Last time, Scollin said Adirondack Health created a surgical review committee with doctors, nurses and clinical staff who would look at all possible surgeries in the coming days and decide which ones were medically urgent and which weren’t. He said the hospital could have been in big trouble with the state if it didn’t follow its rules on what was urgent and what wasn’t. This committee would be restarted if the state deems it necessary, he said.

Scollin said that regional hospitals have considered sharing patients. If one facility is overburdened, he said other facilities could take patients and ease the burden. He said this is discussed daily.

Visitations suspended

Due to an increase in COVID-19 cases locally and within Adirondack Medical Center in Saranac Lake, Adirondack Health is choosing to again suspend most patient visitation in hospital and active, short-term treatment settings, starting today, Scollin said.

Exceptions will be made for one support person to visit during certain cases, he said. These cases include labor and delivery; pediatric patients; people deemed essential in the care and treatment of the patient, like a caregiver to a developmentally disabled person; compassionate care in end-of-life situations, at the discretion of the medical team; family care conferences deemed necessary by the provider to facilitate significant care decisions; emergency room patients; and ambulatory surgery patients upon discharge, if deemed necessary for the ongoing care and support of the patient.

When exceptions are allowed, he said visitors will be required to wear appropriate personal protective equipment, which they will be given, and adhere to all Adirondack Health visitor requirements. All allowed visitors must be at least 18 years old, with rare exceptions handled on a case-by-case basis by the hospital and medical team, he added.

Scollin said visitations at Mercy Living Center, an Adirondack Health-run nursing home in Tupper Lake, are still allowed — despite the home being in outbreak status — because state and federal guidelines now require all nursing homes to allow indoor visitations for all residents at all times.

Mercy update

The latest round of testing of all residents and staff at Mercy came in on Tuesday and again turned up no new cases. The center has been on “outbreak status” for three weeks now. No new cases were found in a previous round of testing last weekend, and only one new resident has tested positive since the outbreak was first discovered — someone who had returned to the nursing home after the outbreak started and tested positive.

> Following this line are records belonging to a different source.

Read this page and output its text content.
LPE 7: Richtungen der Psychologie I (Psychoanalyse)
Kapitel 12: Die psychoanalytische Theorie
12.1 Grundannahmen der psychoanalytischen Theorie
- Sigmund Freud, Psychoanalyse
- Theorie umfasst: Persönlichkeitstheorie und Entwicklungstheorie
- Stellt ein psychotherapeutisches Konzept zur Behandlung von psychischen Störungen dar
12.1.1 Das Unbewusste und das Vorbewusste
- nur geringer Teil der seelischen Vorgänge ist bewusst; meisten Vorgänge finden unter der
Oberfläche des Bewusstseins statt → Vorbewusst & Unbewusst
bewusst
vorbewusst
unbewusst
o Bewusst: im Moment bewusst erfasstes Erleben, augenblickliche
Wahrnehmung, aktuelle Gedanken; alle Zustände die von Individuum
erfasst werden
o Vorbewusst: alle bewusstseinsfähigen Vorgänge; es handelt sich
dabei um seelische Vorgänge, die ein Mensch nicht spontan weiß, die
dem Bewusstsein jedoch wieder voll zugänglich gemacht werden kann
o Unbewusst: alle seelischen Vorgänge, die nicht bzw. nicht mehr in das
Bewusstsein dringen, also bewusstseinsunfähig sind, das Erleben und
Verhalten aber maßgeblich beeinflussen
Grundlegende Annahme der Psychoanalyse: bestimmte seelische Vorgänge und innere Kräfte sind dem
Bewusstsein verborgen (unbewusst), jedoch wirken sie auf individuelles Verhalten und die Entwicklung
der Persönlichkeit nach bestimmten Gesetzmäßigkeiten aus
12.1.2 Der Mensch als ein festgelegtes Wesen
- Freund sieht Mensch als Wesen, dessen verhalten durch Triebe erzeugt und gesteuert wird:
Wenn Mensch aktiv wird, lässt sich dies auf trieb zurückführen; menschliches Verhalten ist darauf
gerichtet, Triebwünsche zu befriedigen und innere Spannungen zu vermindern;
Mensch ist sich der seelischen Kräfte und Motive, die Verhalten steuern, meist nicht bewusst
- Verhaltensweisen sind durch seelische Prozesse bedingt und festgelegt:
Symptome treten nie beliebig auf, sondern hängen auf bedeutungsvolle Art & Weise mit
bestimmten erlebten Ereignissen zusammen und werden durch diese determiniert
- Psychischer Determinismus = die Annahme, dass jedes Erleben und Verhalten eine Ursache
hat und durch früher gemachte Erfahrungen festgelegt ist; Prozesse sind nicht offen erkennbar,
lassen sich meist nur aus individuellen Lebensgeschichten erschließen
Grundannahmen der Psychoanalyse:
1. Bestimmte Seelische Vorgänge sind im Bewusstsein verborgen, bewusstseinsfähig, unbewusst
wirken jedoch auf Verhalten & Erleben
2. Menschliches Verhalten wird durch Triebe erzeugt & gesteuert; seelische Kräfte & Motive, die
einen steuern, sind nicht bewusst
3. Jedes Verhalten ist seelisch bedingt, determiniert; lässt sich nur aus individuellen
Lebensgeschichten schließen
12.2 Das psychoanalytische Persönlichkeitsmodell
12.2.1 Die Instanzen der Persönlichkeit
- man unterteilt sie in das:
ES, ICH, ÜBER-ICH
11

Scollin said the lack of spread of the virus is a positive sign and the nursing home is on course to exit “outbreak” status on Dec. 5, as long as another round of testing on Friday comes back with no new positives.

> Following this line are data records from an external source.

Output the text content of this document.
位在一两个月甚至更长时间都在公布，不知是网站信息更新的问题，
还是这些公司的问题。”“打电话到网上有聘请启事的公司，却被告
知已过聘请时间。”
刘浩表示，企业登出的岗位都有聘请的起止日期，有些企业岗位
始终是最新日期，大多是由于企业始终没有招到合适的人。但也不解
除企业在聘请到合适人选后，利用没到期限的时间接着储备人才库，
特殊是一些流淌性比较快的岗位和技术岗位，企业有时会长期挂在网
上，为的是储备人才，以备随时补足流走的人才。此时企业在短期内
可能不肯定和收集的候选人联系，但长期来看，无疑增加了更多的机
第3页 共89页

Scollin said 16 of Mercy’s 51 residents and eight of its 100-or-so staff members had tested positive for COVID-19 during the outbreak. Of the 16 COVID-positive residents, Scollin said 14 are vaccinated and two are not. He said all eight staff are vaccinated.

Two COVID-positive Mercy residents were hospitalized at Adirondack Medical Center in Saranac Lake — one was in the intensive care unit earlier this week.

There have been no deaths as a result of the nursing home outbreak.

Ten of the positive residents have been given monoclonal antibody treatments based on their medical histories, their oxygen saturation and if they have any symptoms.

Scollin said residents who were showing symptoms of COVID-19 are getting better and there have not been any more hospitalizations.

Scollin said residents are dining in their rooms. Activities are being held in individual rooms or in socially distanced spaces, but he said there are no gatherings allowed.

Staff who test positive for COVID-19 are required to test negative before returning to work.